Rapid and Liquid-Based Selection of Genetic Switches Using Nucleoside Kinase Fused with Aminoglycoside Phosphotransferase

The evolutionary design of genetic switches and circuits requires iterative rounds of positive (ON-) and negative (OFF-) selection. We previously reported a rapid OFF selection system based on the kinase activity of herpes simplex virus thymidine kinase (hsvTK) on the artificial mutator nucleoside dP. By fusing hsvTK with the kanamycin resistance marker aminoglycoside-(3’)-phosphotransferase (APH), we established a novel selector system for genetic switches. Due to the bactericidal nature of kanamycin and nucleoside-based lethal mutagenesis, both positive and negative selection could be completed within several hours. Using this new selector system, we isolated a series of homoserine lactone-inducible genetic switches with different expression efficiencies from libraries of the Vibrio fischeri lux promoter in two days, using only liquid handling.

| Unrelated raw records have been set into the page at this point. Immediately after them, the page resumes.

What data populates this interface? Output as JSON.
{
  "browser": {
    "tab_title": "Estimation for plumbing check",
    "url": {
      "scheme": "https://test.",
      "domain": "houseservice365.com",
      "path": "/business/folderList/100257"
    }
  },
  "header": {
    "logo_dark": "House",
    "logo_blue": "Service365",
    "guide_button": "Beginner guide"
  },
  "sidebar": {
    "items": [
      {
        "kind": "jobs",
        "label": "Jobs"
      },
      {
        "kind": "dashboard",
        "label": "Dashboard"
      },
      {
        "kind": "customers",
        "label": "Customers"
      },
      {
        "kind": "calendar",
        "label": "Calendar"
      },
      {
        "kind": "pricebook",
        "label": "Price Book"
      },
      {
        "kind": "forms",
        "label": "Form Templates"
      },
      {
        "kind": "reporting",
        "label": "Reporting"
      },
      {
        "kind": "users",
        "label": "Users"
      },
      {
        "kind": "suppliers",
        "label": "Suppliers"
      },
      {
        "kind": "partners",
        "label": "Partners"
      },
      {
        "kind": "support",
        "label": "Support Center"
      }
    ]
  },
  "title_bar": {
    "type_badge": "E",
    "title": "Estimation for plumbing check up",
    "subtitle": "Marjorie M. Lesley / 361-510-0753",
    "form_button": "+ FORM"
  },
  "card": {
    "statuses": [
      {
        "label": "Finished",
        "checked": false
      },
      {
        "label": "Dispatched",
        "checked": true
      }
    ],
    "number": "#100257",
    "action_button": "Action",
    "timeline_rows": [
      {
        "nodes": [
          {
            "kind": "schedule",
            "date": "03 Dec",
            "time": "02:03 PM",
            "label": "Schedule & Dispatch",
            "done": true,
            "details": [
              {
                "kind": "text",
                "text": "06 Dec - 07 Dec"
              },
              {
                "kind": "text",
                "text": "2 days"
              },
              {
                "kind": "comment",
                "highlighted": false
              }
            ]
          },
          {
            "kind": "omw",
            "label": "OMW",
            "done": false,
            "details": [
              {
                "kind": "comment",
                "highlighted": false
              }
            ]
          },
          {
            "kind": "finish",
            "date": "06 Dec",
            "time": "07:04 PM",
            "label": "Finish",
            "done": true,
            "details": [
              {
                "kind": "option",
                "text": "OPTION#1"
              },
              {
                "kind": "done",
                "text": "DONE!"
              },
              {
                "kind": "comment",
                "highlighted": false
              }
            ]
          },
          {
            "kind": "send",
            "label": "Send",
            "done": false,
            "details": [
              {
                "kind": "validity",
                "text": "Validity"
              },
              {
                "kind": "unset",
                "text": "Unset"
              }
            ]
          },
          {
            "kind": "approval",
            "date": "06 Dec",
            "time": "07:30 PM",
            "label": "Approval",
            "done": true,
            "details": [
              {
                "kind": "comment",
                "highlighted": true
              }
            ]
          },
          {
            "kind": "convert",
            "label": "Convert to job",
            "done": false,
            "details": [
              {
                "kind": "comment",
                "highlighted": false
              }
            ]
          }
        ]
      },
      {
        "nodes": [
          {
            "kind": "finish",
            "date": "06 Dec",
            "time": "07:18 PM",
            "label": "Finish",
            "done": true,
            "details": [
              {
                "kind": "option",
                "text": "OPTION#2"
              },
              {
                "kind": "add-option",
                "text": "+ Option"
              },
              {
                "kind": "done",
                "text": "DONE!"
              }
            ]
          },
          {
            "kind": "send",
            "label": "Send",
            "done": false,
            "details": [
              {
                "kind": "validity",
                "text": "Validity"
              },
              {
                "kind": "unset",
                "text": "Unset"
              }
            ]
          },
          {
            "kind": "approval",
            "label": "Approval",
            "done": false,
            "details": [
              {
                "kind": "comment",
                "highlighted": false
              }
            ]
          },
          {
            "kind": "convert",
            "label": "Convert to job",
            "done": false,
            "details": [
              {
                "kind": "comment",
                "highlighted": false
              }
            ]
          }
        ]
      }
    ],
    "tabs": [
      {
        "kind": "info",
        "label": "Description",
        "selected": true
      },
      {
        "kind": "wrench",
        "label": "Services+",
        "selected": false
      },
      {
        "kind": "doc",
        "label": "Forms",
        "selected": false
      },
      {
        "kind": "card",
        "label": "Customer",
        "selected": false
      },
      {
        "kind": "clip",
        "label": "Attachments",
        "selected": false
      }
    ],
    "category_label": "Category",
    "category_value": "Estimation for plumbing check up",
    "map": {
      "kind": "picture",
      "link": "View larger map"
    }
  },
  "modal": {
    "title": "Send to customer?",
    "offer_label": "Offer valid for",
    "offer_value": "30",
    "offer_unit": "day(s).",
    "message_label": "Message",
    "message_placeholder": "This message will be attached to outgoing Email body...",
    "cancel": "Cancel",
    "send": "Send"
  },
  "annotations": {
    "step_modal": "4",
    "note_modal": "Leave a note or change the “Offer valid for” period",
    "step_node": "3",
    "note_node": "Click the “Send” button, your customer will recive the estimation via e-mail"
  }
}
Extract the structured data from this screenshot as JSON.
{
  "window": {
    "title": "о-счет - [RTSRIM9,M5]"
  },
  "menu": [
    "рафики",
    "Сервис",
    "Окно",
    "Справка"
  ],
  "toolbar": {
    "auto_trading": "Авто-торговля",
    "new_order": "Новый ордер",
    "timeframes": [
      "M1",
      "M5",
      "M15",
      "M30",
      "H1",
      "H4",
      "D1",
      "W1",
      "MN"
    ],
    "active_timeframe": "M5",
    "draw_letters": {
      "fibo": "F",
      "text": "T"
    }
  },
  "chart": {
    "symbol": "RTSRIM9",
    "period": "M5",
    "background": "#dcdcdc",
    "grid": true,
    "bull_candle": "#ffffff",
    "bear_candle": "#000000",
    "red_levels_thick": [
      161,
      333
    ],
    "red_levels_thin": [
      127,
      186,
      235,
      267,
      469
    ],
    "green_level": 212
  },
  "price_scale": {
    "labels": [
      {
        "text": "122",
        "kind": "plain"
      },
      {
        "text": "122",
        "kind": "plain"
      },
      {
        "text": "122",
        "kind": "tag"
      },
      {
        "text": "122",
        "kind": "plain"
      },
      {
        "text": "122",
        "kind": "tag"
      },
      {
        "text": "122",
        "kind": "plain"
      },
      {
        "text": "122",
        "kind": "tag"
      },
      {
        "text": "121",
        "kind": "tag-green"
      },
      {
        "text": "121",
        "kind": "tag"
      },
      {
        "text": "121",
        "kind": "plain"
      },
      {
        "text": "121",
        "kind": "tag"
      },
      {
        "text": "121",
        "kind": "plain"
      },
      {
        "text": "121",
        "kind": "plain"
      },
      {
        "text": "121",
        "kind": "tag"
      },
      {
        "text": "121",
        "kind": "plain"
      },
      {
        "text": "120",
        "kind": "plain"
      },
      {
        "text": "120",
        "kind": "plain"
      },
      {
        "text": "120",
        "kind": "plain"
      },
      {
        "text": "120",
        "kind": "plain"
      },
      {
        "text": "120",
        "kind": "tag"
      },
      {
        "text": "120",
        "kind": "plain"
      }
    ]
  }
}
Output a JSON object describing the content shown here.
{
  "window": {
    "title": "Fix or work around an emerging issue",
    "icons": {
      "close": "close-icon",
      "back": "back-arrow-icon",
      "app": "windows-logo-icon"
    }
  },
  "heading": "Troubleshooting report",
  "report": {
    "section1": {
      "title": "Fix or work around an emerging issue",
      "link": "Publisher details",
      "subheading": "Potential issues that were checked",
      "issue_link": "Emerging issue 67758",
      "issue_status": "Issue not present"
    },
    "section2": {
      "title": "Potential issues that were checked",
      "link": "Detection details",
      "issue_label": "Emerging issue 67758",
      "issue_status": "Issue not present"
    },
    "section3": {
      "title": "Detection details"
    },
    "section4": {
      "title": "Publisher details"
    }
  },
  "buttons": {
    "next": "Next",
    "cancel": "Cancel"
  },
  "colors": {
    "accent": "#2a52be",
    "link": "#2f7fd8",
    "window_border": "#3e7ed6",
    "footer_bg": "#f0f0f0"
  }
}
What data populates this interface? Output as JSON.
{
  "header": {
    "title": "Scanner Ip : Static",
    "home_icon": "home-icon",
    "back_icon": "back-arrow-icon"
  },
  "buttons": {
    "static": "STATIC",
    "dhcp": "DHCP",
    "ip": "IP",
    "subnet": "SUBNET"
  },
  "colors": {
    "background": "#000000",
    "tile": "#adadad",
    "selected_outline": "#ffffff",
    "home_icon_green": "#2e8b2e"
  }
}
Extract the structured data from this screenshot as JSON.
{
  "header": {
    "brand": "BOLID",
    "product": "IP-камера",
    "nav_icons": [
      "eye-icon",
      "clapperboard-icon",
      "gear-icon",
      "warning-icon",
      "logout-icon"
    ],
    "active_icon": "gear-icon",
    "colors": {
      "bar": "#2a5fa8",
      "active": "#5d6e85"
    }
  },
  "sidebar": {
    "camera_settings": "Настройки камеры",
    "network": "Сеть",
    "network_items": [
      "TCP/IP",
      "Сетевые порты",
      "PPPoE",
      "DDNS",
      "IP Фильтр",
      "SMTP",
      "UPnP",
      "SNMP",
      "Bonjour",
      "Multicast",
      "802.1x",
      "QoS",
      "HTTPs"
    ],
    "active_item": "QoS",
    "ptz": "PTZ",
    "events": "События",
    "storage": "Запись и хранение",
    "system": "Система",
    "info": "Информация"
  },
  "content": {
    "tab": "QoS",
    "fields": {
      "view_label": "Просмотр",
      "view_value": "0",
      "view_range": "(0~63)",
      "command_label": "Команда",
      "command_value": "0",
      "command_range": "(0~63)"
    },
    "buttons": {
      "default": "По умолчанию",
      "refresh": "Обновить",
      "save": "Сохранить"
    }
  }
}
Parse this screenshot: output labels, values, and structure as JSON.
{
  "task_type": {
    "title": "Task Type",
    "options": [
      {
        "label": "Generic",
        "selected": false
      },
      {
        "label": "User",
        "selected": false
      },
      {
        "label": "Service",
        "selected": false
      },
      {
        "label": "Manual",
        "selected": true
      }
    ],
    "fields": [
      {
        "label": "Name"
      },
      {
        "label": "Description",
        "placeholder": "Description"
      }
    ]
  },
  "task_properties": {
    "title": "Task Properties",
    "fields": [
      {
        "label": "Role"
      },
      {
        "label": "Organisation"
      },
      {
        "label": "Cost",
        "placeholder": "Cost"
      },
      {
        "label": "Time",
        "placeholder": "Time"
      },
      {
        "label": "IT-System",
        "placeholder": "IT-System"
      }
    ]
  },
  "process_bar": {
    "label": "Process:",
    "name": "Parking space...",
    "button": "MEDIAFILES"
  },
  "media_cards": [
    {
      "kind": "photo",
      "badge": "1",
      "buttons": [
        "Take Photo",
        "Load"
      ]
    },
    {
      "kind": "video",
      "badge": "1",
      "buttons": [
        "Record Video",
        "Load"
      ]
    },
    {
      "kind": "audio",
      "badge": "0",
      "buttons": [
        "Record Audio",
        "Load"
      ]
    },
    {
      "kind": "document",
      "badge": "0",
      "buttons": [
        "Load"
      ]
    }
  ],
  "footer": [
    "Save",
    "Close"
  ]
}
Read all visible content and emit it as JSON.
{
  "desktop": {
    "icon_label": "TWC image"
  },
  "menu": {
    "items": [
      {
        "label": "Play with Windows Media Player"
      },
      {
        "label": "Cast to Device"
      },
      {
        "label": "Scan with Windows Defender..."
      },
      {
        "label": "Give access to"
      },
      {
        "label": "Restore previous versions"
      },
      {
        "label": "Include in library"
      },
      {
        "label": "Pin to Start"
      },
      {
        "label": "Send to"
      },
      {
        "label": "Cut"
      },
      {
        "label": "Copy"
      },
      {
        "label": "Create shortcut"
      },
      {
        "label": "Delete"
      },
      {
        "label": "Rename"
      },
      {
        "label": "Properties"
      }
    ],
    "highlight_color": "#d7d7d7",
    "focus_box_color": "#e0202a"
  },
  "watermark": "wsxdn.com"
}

基因开关与基因回路的进化设计需要多轮正负（开/关）筛选。此前我们报道了一套基于单纯疱疹病毒胸苷激酶（herpes simplex virus thymidine kinase, hsvTK）对人工诱变核苷dP的激酶活性的快速负筛选系统。通过将hsvTK与卡那霉素抗性标记氨基糖苷-(3’)-磷酸转移酶（aminoglycoside-(3’)-phosphotransferase, APH）融合，我们构建了一套用于基因开关研究的新型筛选系统。鉴于卡那霉素的杀菌特性与核苷类致死诱变作用，正负筛选均可在数小时内完成。利用这套新型筛选系统，我们仅通过液体操作，在两天内从费氏弧菌lux启动子文库中分离得到一系列具有不同表达效率的高丝氨酸内酯诱导型基因开关。